I think the fundamental problem here is that you and your husband clearly have different priorities and views on life and parenthood, and you need to seriously sit down and discuss this ASAP, and to find a compromise. It sounds like you think it's more important to spend time with the children when they are young (note: this only benefits you though in the couple, since he may well have to spend more time away from the children to bring in the required income). He may be thinking it's more important to have a financially secure future in the long term. Neither of you are wrong.
Contrary to what some posters have implied, there is no "RIGHT" way of balancing work and family, and someone not wanting their partner to give up work is not "selfish" or "dickish". Everyone's circumstances will be so different that it's impossible to have a one size fits all approach.

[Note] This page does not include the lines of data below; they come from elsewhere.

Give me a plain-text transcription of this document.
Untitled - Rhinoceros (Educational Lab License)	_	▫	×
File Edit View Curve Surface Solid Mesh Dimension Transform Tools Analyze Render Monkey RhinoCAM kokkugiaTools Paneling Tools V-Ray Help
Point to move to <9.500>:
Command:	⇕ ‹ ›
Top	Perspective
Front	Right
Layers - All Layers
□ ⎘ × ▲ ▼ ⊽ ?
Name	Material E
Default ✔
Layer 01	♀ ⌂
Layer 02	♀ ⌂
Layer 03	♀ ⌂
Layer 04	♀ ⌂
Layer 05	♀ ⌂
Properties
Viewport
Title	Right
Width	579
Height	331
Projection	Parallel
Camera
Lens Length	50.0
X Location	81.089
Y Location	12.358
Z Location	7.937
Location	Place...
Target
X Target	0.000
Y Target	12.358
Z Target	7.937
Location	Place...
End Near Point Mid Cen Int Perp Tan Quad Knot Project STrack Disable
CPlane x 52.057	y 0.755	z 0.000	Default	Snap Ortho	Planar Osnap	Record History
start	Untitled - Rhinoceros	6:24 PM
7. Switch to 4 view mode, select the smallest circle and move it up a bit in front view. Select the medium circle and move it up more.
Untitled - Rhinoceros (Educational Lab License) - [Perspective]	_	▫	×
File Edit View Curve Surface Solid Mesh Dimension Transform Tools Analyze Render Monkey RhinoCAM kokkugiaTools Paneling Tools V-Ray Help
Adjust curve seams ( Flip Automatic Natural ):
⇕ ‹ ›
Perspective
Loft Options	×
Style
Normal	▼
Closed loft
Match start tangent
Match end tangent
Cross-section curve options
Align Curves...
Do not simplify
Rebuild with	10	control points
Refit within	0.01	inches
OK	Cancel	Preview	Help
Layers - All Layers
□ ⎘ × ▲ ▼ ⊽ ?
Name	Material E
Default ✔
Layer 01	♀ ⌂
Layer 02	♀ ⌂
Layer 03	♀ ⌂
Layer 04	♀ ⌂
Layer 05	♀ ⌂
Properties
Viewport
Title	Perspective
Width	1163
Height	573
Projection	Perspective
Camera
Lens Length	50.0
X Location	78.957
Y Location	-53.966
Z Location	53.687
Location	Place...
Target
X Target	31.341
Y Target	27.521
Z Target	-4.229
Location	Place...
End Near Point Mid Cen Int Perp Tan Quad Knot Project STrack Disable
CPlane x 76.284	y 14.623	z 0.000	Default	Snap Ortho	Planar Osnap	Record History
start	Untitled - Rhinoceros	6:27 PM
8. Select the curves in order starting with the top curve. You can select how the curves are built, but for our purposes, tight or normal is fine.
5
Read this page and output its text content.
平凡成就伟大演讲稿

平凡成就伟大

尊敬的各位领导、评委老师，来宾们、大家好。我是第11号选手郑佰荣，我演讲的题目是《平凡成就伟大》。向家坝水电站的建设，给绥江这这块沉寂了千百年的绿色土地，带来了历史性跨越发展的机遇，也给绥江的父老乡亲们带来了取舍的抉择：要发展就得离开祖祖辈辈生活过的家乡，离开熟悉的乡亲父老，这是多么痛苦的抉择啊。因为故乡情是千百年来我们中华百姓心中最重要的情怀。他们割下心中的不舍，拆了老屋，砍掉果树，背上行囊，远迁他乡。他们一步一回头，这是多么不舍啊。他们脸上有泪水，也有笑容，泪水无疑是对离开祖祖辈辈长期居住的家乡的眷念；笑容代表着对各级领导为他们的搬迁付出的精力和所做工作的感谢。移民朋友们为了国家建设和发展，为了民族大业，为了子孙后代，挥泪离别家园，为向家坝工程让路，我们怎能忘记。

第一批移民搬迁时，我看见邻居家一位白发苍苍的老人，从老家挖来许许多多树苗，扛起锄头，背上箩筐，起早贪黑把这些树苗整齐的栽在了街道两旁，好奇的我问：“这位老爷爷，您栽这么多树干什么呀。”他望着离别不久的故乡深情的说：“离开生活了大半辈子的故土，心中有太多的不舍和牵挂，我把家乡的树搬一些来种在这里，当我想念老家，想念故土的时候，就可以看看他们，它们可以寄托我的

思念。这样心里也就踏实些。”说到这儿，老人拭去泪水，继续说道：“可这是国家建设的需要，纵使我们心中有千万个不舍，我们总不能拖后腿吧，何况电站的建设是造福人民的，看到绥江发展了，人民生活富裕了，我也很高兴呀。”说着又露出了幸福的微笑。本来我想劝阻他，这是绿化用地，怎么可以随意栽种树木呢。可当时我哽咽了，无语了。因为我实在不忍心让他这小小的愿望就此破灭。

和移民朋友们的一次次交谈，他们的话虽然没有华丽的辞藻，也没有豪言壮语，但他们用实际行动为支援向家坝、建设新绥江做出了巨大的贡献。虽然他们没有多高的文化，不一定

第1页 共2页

You ask why some men are happy for their wives to be stay at home whilst others aren't. Well, it's not really very complicated - everyone is different! Some couples will share the view that it is very important for their children to spend their younger years being looked after by a parent, to bond with them, to ensure that they are being looked after in a particular way, whatever, and are prepared to make financial sacrifices to do that.
For others, the cost of childcare would simply be impossible to balance if both parents work full time. Charging around £1000 a month for full time care is insane, but not even an exaggerated cost. Now imagine you have twins, or siblings born fairly close together. Even with a (laughable) 5-10% on the second child, most families aren't going to be able to cope with those costs, so unless you are lucky enough to have close family nearby who are able and willing to provide childcare while you work, there is no choice.
Cleaning, bills, diary planning, appointments etc aren't things that only uniquely spring into existence when one parent is stay at home. Thousands of couples who work full time have to do those things as well, and don't contribute them to some list to justify their contributions to the household. It's bloody rare that any couple will bring in a paid employer to do those things, so you aren't exactly saving any money in that respect.
One compromise would be that you work part time. That way you still get to spend lots of time with your children, but you also keep your toe in the employment pool. That way when you do decide to go back to work full time, you aren't starting from ground zero. A huge number of women find it difficult to get back into decent jobs after extended time away from the workforce. That isn't a myth. But if you keep working even a couple of days a week, then you will be in a much better position.
Financially, it won't help your household at all. In fact, it will probably just about balance out the cost of the childcare you will be using. But in the long run it's a very sensible idea, and it gives your husband reassurances that you will be able to go back to work in a few years, and he won't be stuck being the sole wage earner for the rest of his working life.